The Chvátal-Sankoff problem: Understanding random string comparison through stochastic processes
Alexander Tiskin
TL;DR
This work addresses the Chvátal--Sankoff problem, which asks for the asymptotic constant $\gamma$ governing the normalized expected LCS length of two independent random binary strings. The authors formulate a stochastic network evolution framework (CS) that mirrors LCS combinatorics, and they connect it to a more flexible class of models, including a Bernoulli-based Model B and an extended Markov/AM2 framework (Model M). By deriving a system of polynomial equations that encode stationarity, duality, and local fitting constraints, they show that $\gamma$ is algebraic and obtain a substantial refinement of prior estimates for CS via exact-radical solutions of these equations. The approach blends combinatorial structures (LCS grid, sticky braids, transposition networks) with scaling limits and PDE-inspired descriptions to yield a deeper, more precise handle on the Chvátal--Sankoff constant, while highlighting the potential for further generalizations and numerical validation.
Abstract
Given two equally long, uniformly random binary strings, the expected length of their longest common subsequence (LCS) is asymptotically proportional to the strings' length.
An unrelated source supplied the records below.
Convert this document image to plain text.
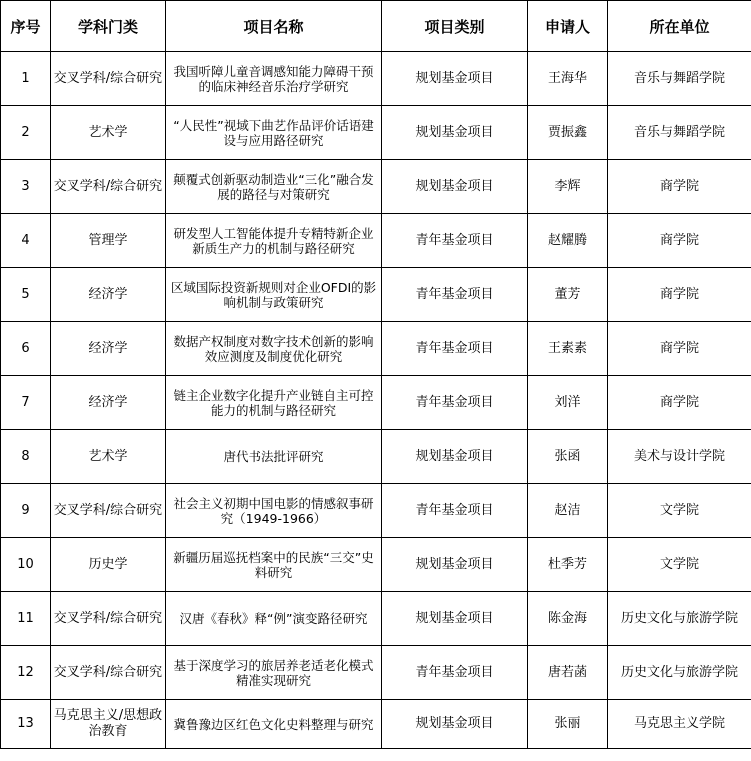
序号	学科门类	项目名称	项目类别	申请人	所在单位
1	交叉学科/综合研究	我国听障儿童音调感知能力障碍干预的临床神经音乐治疗学研究	规划基金项目	王海华	音乐与舞蹈学院
2	艺术学	“人民性”视域下曲艺作品评价话语建设与应用路径研究	规划基金项目	贾振鑫	音乐与舞蹈学院
3	交叉学科/综合研究	颠覆式创新驱动制造业“三化”融合发展的路径与对策研究	规划基金项目	李辉	商学院
4	管理学	研发型人工智能体提升专精特新企业新质生产力的机制与路径研究	青年基金项目	赵耀腾	商学院
5	经济学	区域国际投资新规则对企业OFDI的影响机制与政策研究	青年基金项目	董芳	商学院
6	经济学	数据产权制度对数字技术创新的影响效应测度及制度优化研究	青年基金项目	王素素	商学院
7	经济学	链主企业数字化提升产业链自主可控能力的机制与路径研究	青年基金项目	刘洋	商学院
8	艺术学	唐代书法批评研究	规划基金项目	张函	美术与设计学院
9	交叉学科/综合研究	社会主义初期中国电影的情感叙事研究（1949-1966）	青年基金项目	赵洁	文学院
10	历史学	新疆历届巡抚档案中的民族“三交”史料研究	规划基金项目	杜季芳	文学院
11	交叉学科/综合研究	汉唐《春秋》释“例”演变路径研究	规划基金项目	陈金海	历史文化与旅游学院
12	交叉学科/综合研究	基于深度学习的旅居养老适老化模式精准实现研究	青年基金项目	唐若菡	历史文化与旅游学院
13	马克思主义/思想政治教育	冀鲁豫边区红色文化史料整理与研究	规划基金项目	张丽	马克思主义学院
Finding the proportionality coefficient $γ$, i.e. the limit of the normalised LCS length for two random binary strings of length $n \to \infty$, is a very natural problem, first posed by Chvátal and Sankoff in 1975, and as yet unresolved. This problem has relevance to diverse fields ranging from combinatorics and algorithm analysis to coding theory and computational biology. Using methods of statistical mechanics, as well as some existing results on the combinatorial structure of LCS, we link constant $γ$ to the parameters of a certain stochastic particle process, which we use to obtain a new estimate for $γ$.